A discussão sobre migração e tráfico de pessoas, portanto, exige atenção às formas de exploração atravessadas por gênero, trabalho e desigualdade social. Vasconcelos e Bolzon (2008) destacam que o trabalho forçado e o tráfico de pessoas atingem de maneira distinta homens e mulheres, conforme as condições sociais e laborais às quais estão submetidos. Nesse mesmo sentido, Dias e Sprandel (2011) defendem que as políticas para migração e tráfico de pessoas precisam considerar a proteção de direitos e a complexidade dos deslocamentos humanos, sobretudo para evitar que migrantes sejam tratados apenas como objeto de controle estatal.

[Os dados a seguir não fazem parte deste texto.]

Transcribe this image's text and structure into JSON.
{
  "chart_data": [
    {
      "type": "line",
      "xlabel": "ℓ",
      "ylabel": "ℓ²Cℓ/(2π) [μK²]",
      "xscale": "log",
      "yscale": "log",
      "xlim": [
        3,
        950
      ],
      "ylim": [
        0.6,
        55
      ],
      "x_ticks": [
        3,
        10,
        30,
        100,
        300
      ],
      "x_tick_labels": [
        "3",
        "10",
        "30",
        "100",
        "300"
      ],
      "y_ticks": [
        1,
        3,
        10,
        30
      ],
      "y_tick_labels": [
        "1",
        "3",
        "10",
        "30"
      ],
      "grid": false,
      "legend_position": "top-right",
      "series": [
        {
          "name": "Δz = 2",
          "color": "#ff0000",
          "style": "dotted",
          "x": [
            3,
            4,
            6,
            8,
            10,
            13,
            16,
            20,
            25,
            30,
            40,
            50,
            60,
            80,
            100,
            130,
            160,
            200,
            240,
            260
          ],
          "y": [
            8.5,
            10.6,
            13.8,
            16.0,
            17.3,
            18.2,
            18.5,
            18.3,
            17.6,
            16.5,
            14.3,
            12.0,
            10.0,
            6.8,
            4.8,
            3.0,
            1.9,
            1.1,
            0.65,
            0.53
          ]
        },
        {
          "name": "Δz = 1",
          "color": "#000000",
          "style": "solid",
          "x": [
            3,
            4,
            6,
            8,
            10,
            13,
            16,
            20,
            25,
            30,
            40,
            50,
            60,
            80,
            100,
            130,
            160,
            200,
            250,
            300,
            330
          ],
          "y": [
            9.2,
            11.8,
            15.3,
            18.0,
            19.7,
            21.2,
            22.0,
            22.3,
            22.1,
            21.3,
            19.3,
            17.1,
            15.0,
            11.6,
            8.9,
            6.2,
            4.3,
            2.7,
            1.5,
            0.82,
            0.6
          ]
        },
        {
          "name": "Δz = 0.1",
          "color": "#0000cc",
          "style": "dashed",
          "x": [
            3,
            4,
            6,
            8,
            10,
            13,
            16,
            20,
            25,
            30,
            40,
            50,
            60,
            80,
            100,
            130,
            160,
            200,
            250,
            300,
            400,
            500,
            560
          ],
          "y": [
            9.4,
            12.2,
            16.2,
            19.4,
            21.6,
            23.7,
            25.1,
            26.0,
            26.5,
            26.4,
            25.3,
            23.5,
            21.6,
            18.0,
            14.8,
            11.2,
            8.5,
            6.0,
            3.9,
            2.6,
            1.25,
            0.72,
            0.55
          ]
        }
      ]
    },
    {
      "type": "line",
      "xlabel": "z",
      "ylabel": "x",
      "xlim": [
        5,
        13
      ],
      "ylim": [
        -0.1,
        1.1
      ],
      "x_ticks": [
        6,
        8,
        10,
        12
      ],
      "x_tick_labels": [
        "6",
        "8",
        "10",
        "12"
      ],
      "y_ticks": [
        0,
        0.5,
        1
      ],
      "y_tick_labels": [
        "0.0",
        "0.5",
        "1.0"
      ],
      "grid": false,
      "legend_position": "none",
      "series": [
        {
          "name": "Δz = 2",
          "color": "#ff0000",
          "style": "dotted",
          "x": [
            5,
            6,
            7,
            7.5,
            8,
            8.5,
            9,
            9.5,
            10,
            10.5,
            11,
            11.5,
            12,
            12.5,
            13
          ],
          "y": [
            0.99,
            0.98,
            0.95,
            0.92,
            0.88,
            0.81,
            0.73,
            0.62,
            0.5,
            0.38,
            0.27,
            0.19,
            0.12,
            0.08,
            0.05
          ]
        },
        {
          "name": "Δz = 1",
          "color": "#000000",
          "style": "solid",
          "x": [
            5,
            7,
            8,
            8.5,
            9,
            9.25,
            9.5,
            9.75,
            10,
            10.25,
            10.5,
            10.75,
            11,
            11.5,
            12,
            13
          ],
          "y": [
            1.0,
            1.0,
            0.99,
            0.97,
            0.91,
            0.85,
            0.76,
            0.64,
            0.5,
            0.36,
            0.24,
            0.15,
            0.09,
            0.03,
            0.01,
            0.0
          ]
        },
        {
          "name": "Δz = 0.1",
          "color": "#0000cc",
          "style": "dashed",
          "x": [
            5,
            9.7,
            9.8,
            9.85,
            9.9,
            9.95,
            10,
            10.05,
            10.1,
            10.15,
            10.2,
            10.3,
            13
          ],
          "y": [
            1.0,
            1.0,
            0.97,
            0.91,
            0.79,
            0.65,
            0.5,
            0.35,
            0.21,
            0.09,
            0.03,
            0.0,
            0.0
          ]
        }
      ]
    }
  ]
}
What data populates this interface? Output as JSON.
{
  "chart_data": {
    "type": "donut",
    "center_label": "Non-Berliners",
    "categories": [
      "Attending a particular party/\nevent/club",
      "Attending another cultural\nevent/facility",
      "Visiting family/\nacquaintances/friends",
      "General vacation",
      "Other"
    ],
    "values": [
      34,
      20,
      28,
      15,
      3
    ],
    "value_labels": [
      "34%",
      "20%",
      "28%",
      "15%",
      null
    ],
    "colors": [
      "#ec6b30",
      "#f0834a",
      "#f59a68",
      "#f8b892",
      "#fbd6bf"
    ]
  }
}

Segurança Pública, Políticas de Enfrentamento, Produção de Dados e Proteção às Vítimas
O tráfico de pessoas representa um desafio para a segurança pública porque envolve prevenção, investigação, responsabilização criminal e proteção das vítimas. O Relatório Nacional sobre Tráfico de Pessoas, elaborado pelo Ministério da Justiça e Segurança Pública (MJSP) em parceria com o Escritório das Nações Unidas sobre Drogas e Crime (UNODC), indica a importância da produção de informações institucionais para orientar políticas públicas e ações de enfrentamento. Desse modo, a segurança pública, nesse tema, não se restringe à repressão penal, pois também exige articulação entre órgãos, atendimento qualificado e compreensão das formas de exploração (Brasil; Escritório das Nações Unidas sobre Drogas e Crime, 2024).

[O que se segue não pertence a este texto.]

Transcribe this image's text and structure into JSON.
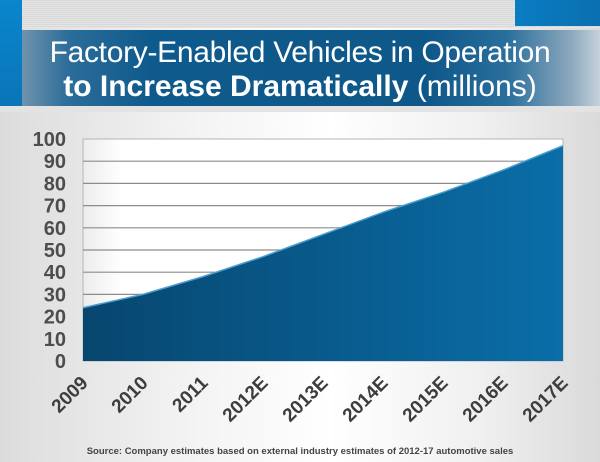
{
  "title": {
    "line1": "Factory-Enabled Vehicles in Operation",
    "line2_bold": "to Increase Dramatically",
    "line2_light": "(millions)"
  },
  "source_note": "Source: Company estimates based on external industry estimates of 2012-17 automotive sales",
  "colors": {
    "area_fill_dark": "#07466f",
    "area_fill_light": "#0a6ea8",
    "area_edge": "#4a9fd0",
    "gridline": "#8c8c8c",
    "banner_blue": "#0e5789",
    "accent_blue": "#0a7dc3"
  },
  "chart_data": {
    "type": "area",
    "title": "Factory-Enabled Vehicles in Operation to Increase Dramatically (millions)",
    "xlabel": "",
    "ylabel": "",
    "categories": [
      "2009",
      "2010",
      "2011",
      "2012E",
      "2013E",
      "2014E",
      "2015E",
      "2016E",
      "2017E"
    ],
    "series": [
      {
        "name": "Factory-Enabled Vehicles in Operation (millions)",
        "values": [
          24,
          30,
          38,
          47,
          57,
          67,
          76,
          86,
          97
        ]
      }
    ],
    "ylim": [
      0,
      100
    ],
    "yticks": [
      0,
      10,
      20,
      30,
      40,
      50,
      60,
      70,
      80,
      90,
      100
    ],
    "grid": true,
    "legend": "none"
  }
}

A atuação estatal depende de políticas de enfrentamento capazes de integrar diferentes instituições, sobretudo quando o tráfico de pessoas envolve deslocamento internacional, vulnerabilidade migratória e redes de exploração. Miraglia et al. (2022) apontam que a resposta institucional precisa considerar a identificação de vítimas, a cooperação entre órgãos e os limites do sistema de justiça diante de crimes relacionados à mobilidade humana. De igual modo, a Organização Internacional para as Migrações (OIM) destaca que o enfrentamento ao tráfico internacional de pessoas exige leitura conjunta entre investigação criminal, proteção de direitos e atendimento às vítimas, especialmente em contextos marcados por migração e exploração.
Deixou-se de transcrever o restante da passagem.